Biron leaving NHH 0
The news was broken at last week's hospital board meeting: Robert Biron, who has been president and chief executive officer at Northumberland Hills Hospital for more than four years, is resigning to take the same position at The Scarborough Hospital, effective May 8.
Board chair Doug Mann brought it up under new business, saying a man in a dark pin-striped suit had brought him a letter that morning. He read the letter of resignation, and only at the end stated that it was from Robert H. Biron.
"Needless to say, it left me somewhat gasping for breath," Mann stated.
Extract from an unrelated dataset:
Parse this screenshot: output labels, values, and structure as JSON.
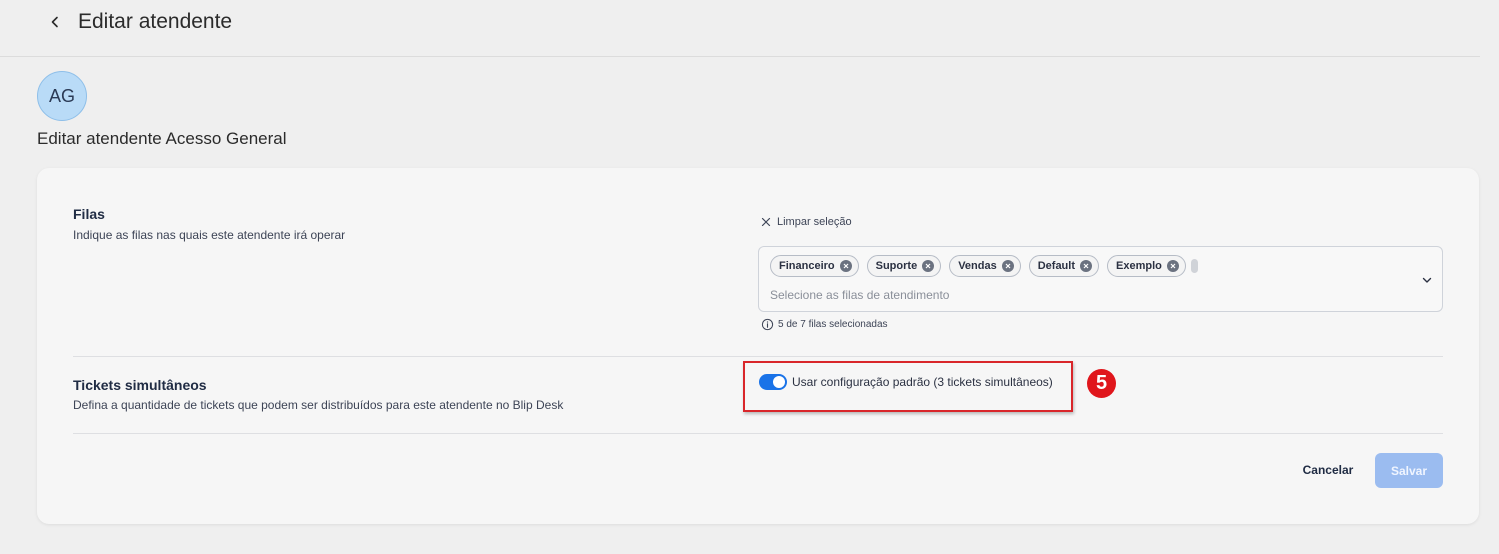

Biron succeeded Joan Ross in November 2008 at a challenging time, when the province was instituting Local Health Integration Networks and demanding Hospital Accountability Agreements (HAA) that required a balanced budget and forced tough decisions about service levels.
Biron informed senior management of his plans prior to the board meeting, and a press release to that effect was released just afterwards.
In his letter to Mann, Biron pledged to offer the board any assistance required to commence the recruitment of his successor, and to work closely with the board to ensure a smooth transition.
"My time in Northumberland with Northumberland Hills Hospital has been fulfilling and rewarding," the letter stated.
"I am confident Northumberland Hills Hospital is well-positioned for future success and it will remain an exceptional hospital."
Mann led a round of applause at the board meeting to congratulate Biron.
"In my time in the community, I have seen other worthy individuals get promotions and, while it's always sad from a personal point of view, it's also a joyous occasion because you like to see a talented person move up and take other challenges. Our loss will be Scarborough's gain," Mann said.
Addressing the task at hand, he said, "I think we all need to take a step back and let the shock settle in and give it some thought for a few days — and I mean a very few days. My intent is to get an appropriate process in place and get it started fairly quickly."